Angélique a baissé les yeux sur ses mains. Elle avait serré les poings si fort que ses ongles avaient creusé cinq petits croissants sanglants dans chacune de ses paumes.

— L’infirmière a tout de suite compris que j’étais enceinte. À vrai dire, quand elle m’a demandé si j’avais mes règles régulièrement, j’aurais dû mentir, mais je n’ai pas vu où elle voulait en venir. Comme dit Iris, je n’ai pas inventé l’eau tiède…

— On emmerde Iris, a rétorqué Angélique, je n’ai jamais pu saquer cette conne.

— L’infirmière m’a donné un test et, bêtement, je l’ai fait tout de suite. Il était positif. J’étais tellement paniquée, que j’ai partagé le résultat avec elle. Après ça, j’étais coincée. Elle a voulu me détailler mes options, elle a insisté sur le fait qu’il fallait que j’en parle à quelqu’un… Et je… J’ai pensé à toi, mais tu étais avec tes nouvelles copines, et avec tout ce qui s’était passé, je n’ai pas osé… Je crois que c’est pour ça que je suis devenue aussi agressive avec toi, je voulais attirer ton attention. Le lendemain, j’ai dit à l’infirmière que j’en avais parlé à ma belle-mère et qu’elle allait s’occuper de tout. Je pensais que ça réglerait le problème. Bien sûr, c’était un mensonge, je n’avais rien dit à Iris. Sauf que, comme l’infirmière est une fidèle cliente de l’institut, elle a appelé Iris pour lui proposer l’adresse d’un gynécologue pour mon « petit souci ».

J’ai repris la cigarette des doigts d’Angélique et j’ai aspiré doucement en fermant les yeux.
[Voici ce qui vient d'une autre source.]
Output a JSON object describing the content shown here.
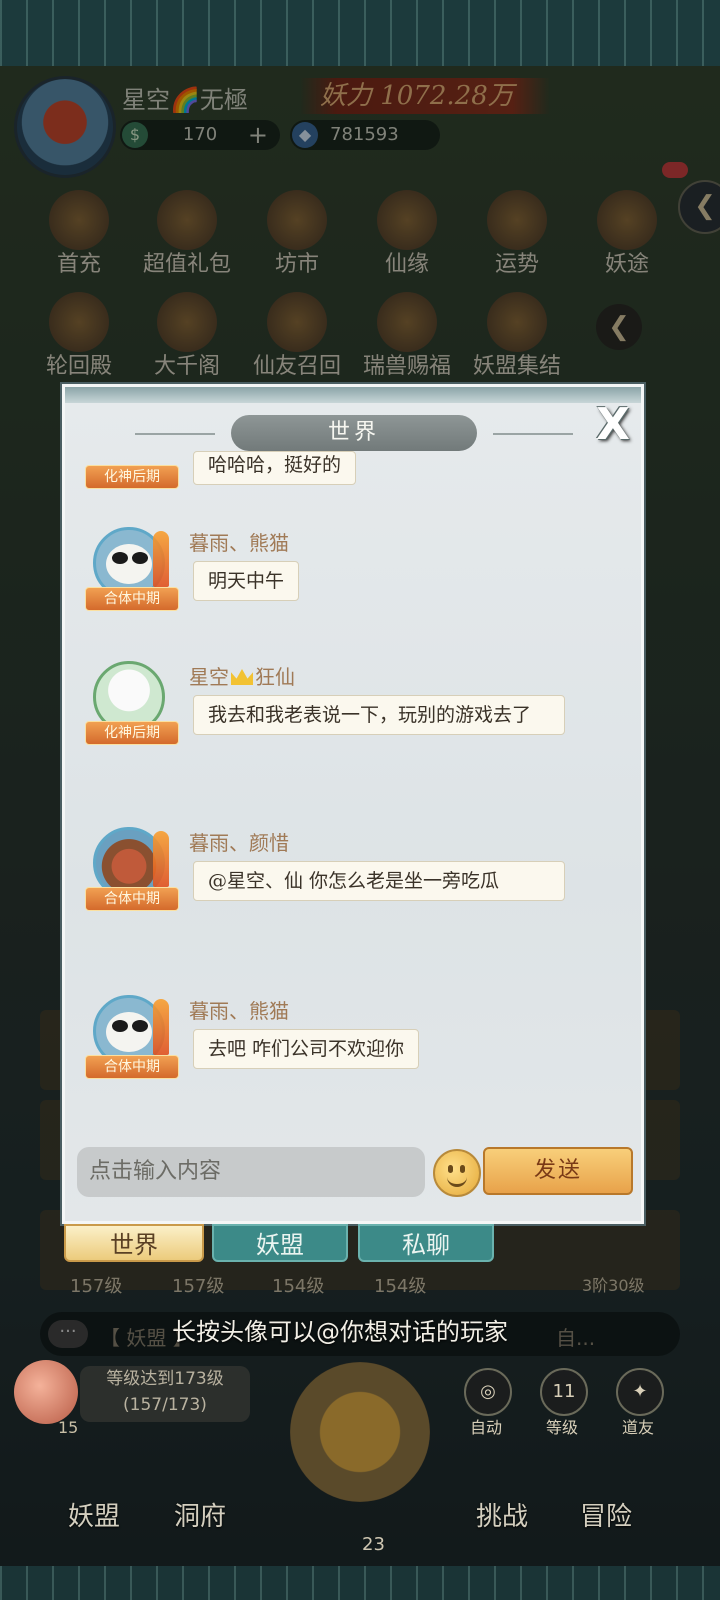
{
  "header": {
    "player_name": "星空🌈无極",
    "power_label": "妖力 1072.28万",
    "currency_jade": "170",
    "currency_gem": "781593",
    "add_label": "+"
  },
  "menu_row1": [
    "首充",
    "超值礼包",
    "坊市",
    "仙缘",
    "运势",
    "妖途"
  ],
  "menu_row2": [
    "轮回殿",
    "大千阁",
    "仙友召回",
    "瑞兽赐福",
    "妖盟集结"
  ],
  "background": {
    "levels": [
      "157级",
      "157级",
      "154级",
      "154级"
    ],
    "stage": "3阶30级",
    "chat_channel": "【 妖盟 】",
    "chat_trail": "自...",
    "goal_line1": "等级达到173级",
    "goal_line2": "(157/173)",
    "peach_count": "15",
    "auto_label": "自动",
    "level_label": "等级",
    "level_value": "11",
    "dress_label": "道友",
    "nav": [
      "妖盟",
      "洞府",
      "挑战",
      "冒险"
    ],
    "axe_count": "23"
  },
  "dialog": {
    "title": "世界",
    "close_label": "X",
    "messages": [
      {
        "rank": "化神后期",
        "name": "",
        "text": "哈哈哈，挺好的"
      },
      {
        "rank": "合体中期",
        "name": "暮雨、熊猫",
        "text": "明天中午"
      },
      {
        "rank": "化神后期",
        "name_prefix": "星空",
        "name_suffix": "狂仙",
        "text": "我去和我老表说一下，玩别的游戏去了"
      },
      {
        "rank": "合体中期",
        "name": "暮雨、颜惜",
        "text": "@星空、仙 你怎么老是坐一旁吃瓜"
      },
      {
        "rank": "合体中期",
        "name": "暮雨、熊猫",
        "text": "去吧 咋们公司不欢迎你"
      }
    ],
    "input_placeholder": "点击输入内容",
    "send_label": "发送"
  },
  "tabs": {
    "world": "世界",
    "guild": "妖盟",
    "private": "私聊"
  },
  "tip": "长按头像可以@你想对话的玩家",
  "colors": {
    "accent_orange": "#e8a24a",
    "rank_badge": "#d46a2c",
    "tab_teal": "#3c8a88",
    "name_brown": "#a07a56"
  }
}
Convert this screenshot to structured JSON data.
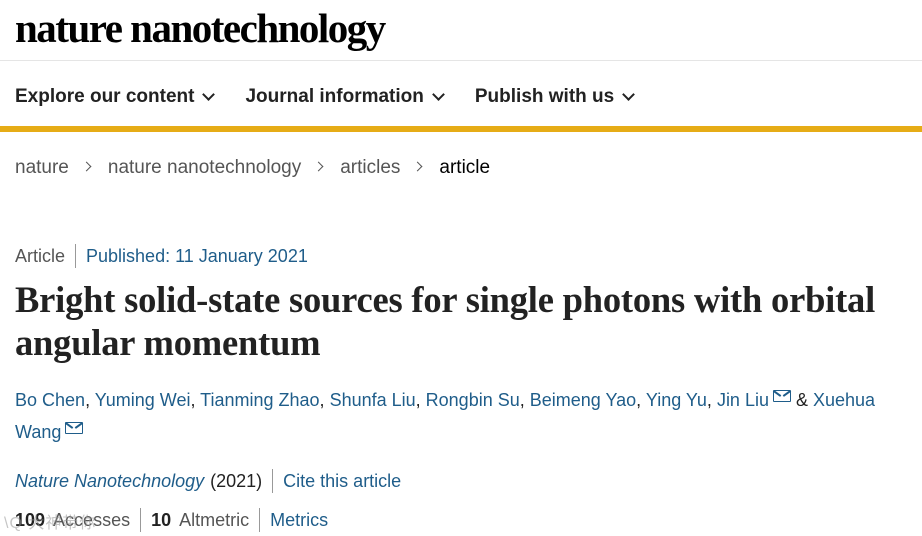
{
  "header": {
    "logo": "nature nanotechnology"
  },
  "nav": [
    {
      "label": "Explore our content"
    },
    {
      "label": "Journal information"
    },
    {
      "label": "Publish with us"
    }
  ],
  "breadcrumb": [
    "nature",
    "nature nanotechnology",
    "articles",
    "article"
  ],
  "article": {
    "type": "Article",
    "published": "Published: 11 January 2021",
    "title": "Bright solid-state sources for single photons with orbital angular momentum",
    "authors": [
      "Bo Chen",
      "Yuming Wei",
      "Tianming Zhao",
      "Shunfa Liu",
      "Rongbin Su",
      "Beimeng Yao",
      "Ying Yu",
      "Jin Liu",
      "Xuehua Wang"
    ],
    "author_sep": ", ",
    "and": " & ",
    "journal": "Nature Nanotechnology",
    "year": "(2021)",
    "cite": "Cite this article"
  },
  "metrics": {
    "accesses_count": "109",
    "accesses_label": "Accesses",
    "altmetric_count": "10",
    "altmetric_label": "Altmetric",
    "metrics_link": "Metrics"
  },
  "watermark": "\\Q 大神带你"
}
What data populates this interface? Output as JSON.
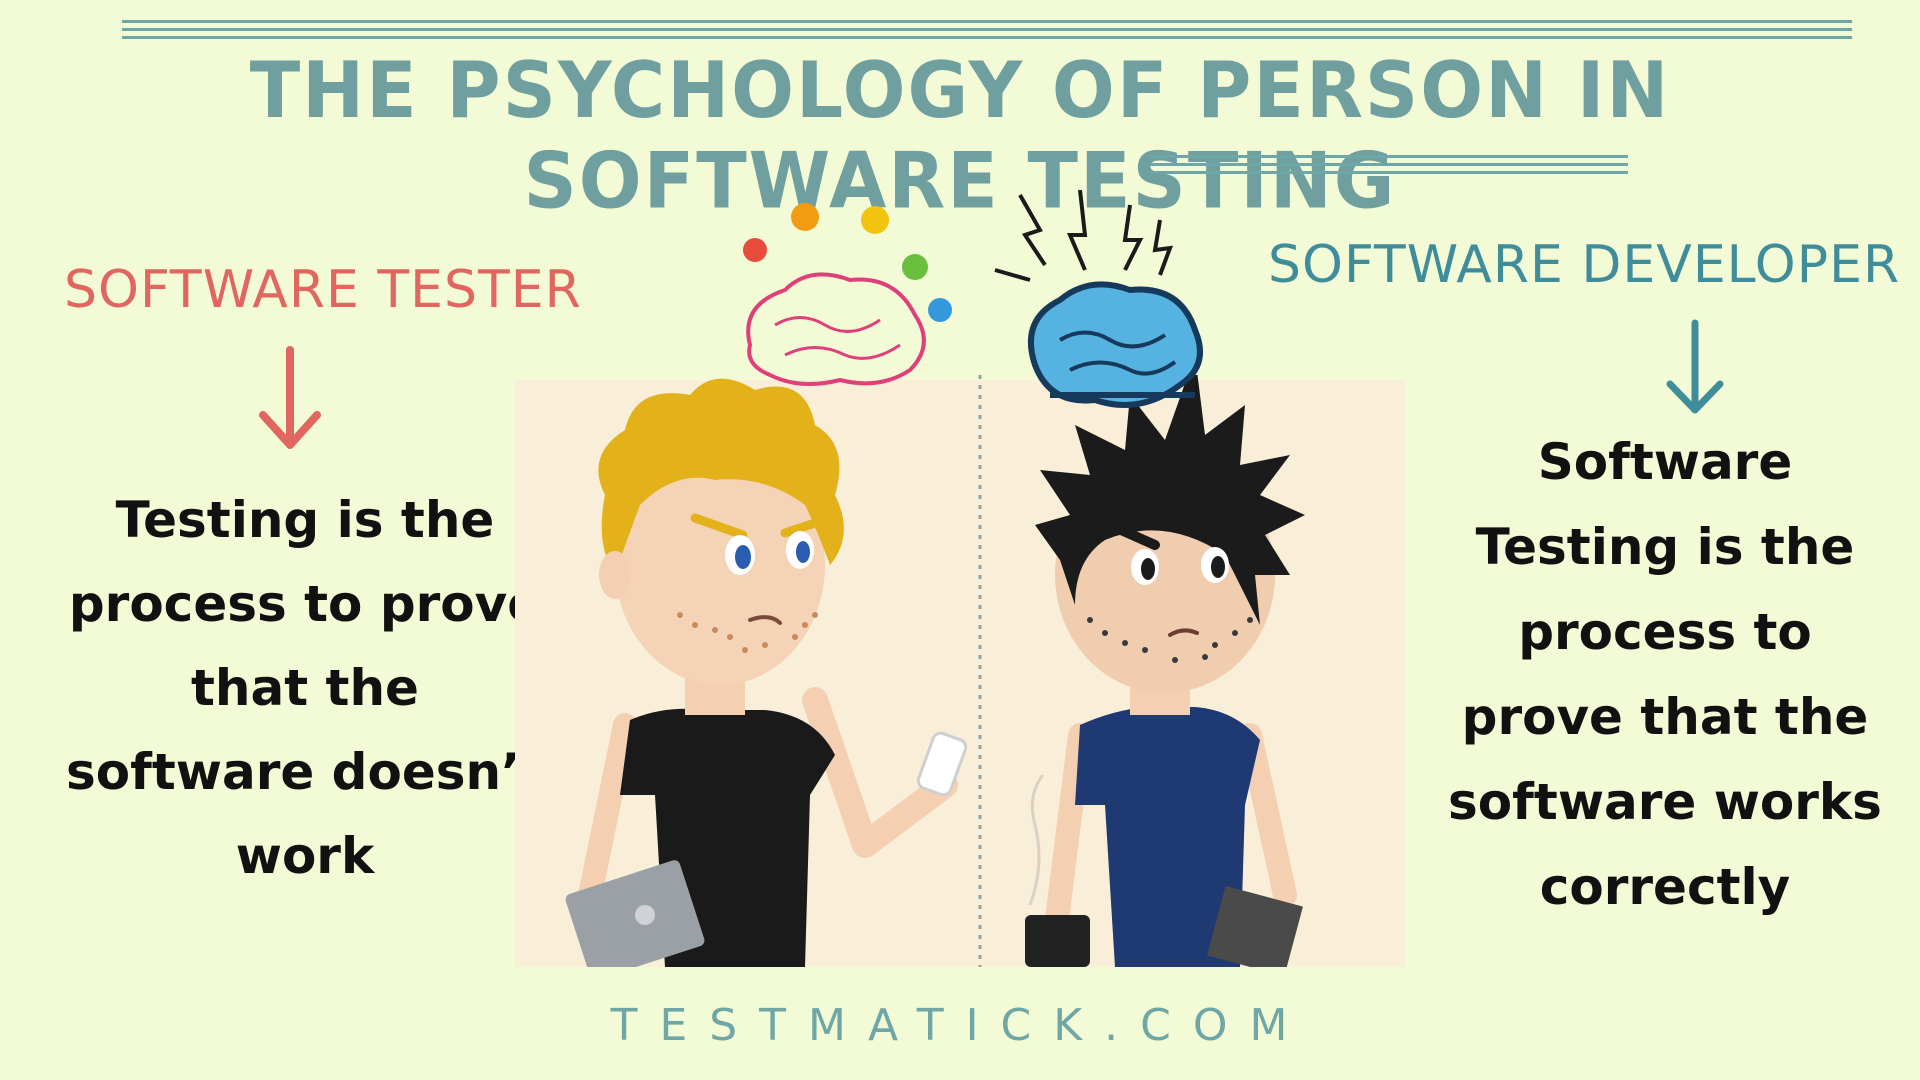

— Iris m’a hurlé dessus que je n’étais qu’une petite conne irresponsable, la honte de la famille, que j’allais ruiner la carrière de mon père, l’avenir de mes frères, que je n’étais qu’un poids pour eux, bref… je t’épargne les détails. Et c’était tellement injuste, que je me suis mise à crier aussi, que c’était de la faute d’Éric, qu’il me forçait et que de toute façon je n’avais couché avec personne à part lui, et là, elle…

Sarah s’est interrompue, comme si elle était encore choquée par ses souvenirs.